Семен Семенович промаялся весь следующий день. Им овладевала попеременно то нежность к Кларе, то отвращение к ней. Единственное, чего он не испытывал, так это удовлетворения и гордости. Никакого такого самоутверждения, настоятельно рекомендуемого пособиями по юношеской психологии, не произошло. Семен Семенович остался таким же, каким и был до этого. Что нежность, что отвращение все это были для него две стороны одного и того же постыдного действа. Ему вспоминались слова карлицы Натальи про вседозволенность и Божью кару. К тому же он чувствовал себя очень усталым. На уроке истории он засыпал, хотя этот предмет всегда ему нравился, на физкультуре никак не мог поймать мячик, который был его то в грудь, то в спину. В результате отвращение победило, и он решил не попадаться больше Кларе на глаза. Домой он возвращался обходным путем, не через проходной двор, где на крылечке столовой обычно поджидала его подруга.

Мать как всегда лежала в кровати, только в тот день ей особенно нездоровилось. Обеда не было. Семен Семеновичу пришлось самому сварить картошку и почистить селедку. Но мать от еды отказалась.

«Сходил бы ты, Сеня, в церковь»,  ослабшим голосом попросила она,  «поставил бы свечку за меня»

Впервые Семен Семенович увидел то, чего раньше не хотел замечать мать в самом деле плоха. Он не стал возражать и побежал в церковь, но у ограды сквера встретил карлицу Наталью. Проскочить незамеченным ему не удалось, воинственная Карла заметила его и прокаркала: «Это не ей наказание, а тебе! Наказание за твое безбожие, за грехи твои»

Может быть, вправду вера зиждется на понятии греха, на вечном страхе наказания? При упоминании о грехах Семен Семенович напрягся и готов был заплакать. А Карла пристально просмотрела на него, и он поверил, что ей все о нем известно. В церковь он не решился заглянуть поплелся домой совершенно убитый.

К ночи матери стало совсем плохо, она корчилась от боли, слезы текли у нее по лицу. Пришлось вызвать скорую, которая отвезла ее в Больницу имени 25 Октября, самую грязную и нищую больницу в городе.

Каждый день Семен Семенович навещал мать в больнице, приносил ей бульон в банке, как посоветовали ему соседи, яблоки и даже рыночный мед. Деньги, которые он нашел в ее кошельке, быстро кончились, и сам он питался теперь одним только хлебом и чаем. И все же Семен Семенович по-прежнему не решался обратиться к Кларе. Потом он стал подъедать и то, что принес в больницу мать к еде так и не притронулась. Врачи обнаружили у нее опухоль в желудке, сделали операцию, и еще через неделю она умерла.

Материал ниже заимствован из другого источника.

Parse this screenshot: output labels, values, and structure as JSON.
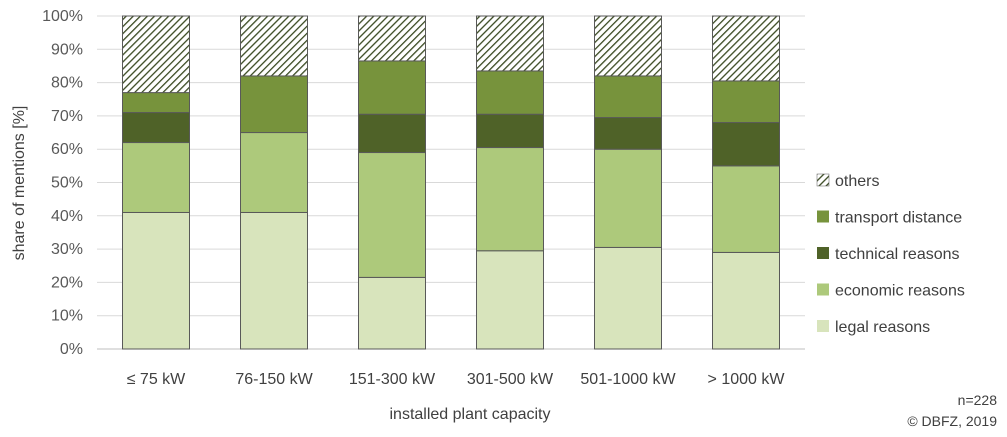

Семен Семенович не любит думать о смерти. Зато Альберт Иванович все чаще берется рассуждать при нем об этом туманном предмете. Семен Семенович не подает виду, что философствования Альберта раздражают его, ему не понять, что его приятель находит в таких разговорах.

«Можно подумать, он с этой дамой на короткой ноге, можно подумать он сам помереть собрался»,  бормочет себе под нос Семен Семенович,  «Ничуть не бывало!»

И ведь действительно Альберт Иванович совсем не собирается умирать, он собирается жить вечно, во всяком случае планы строит лет на пятьдесят вперед. Семен Семенович тоже не собирается умирать. Вспоминая юные годы, он недоумевает, каким образом в нем сочеталась уверенность в том, что после смерти ничего нет, с детской верой в собственное бессмертие. Теперь Семен Семенович твердо убежден, что за гробом начнется другая жизнь. Эта уверенность его успокаивает.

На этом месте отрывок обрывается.